Possibly due to the approaching Festival and Fringe, the theatres are relatively quiet: there are a few bravura show-stopping musicals, a new version of a classic courtesy of the Scottish Ballet and a stream of Shakespeare in Glasgow’s West End. Into this gap flow the end of term shows for Scotland’s many amateur and children’s schools, where the next generation of performers experience the larger stage for the first time.


The Central Belt provision for community engaged art - what used to be called amateur performance until the funding bodies got involved - is a quiet success. Both Glasgow and Edinburgh have powerful schools that offer a wide variety of dance forms to both professional and casual students: Dance House and Dance Base present everything from Butoh to ballroom. The ambition of other groups is evident in their willingness to perform in the same venues as international companies.

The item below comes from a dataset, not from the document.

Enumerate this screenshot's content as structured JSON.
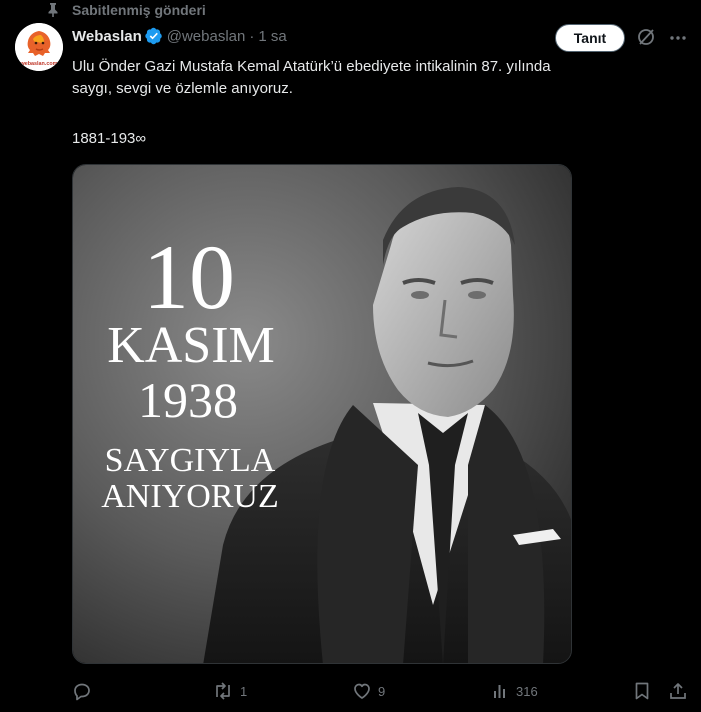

Aside from the National Theatre - which has generously collaborated with local companies - Scotland punches well above its weight in the performing arts. Whatever the flaws of the current Scottish Ballet production - and they are few and specific - it is heartening to see them take on a fixture of the repertoire and update it. NLP - a very new company - makes its first turn at the Citizens and the established crews - Babel, Cryptic, Vanishing Point are still working hard.


Community involvement, in this context, is more than a tick-box on a grant application: it becomes the source for future expansion. More importantly, the strict divide between high art and populism is eroded. And in this, new, exciting forms of art can evolve.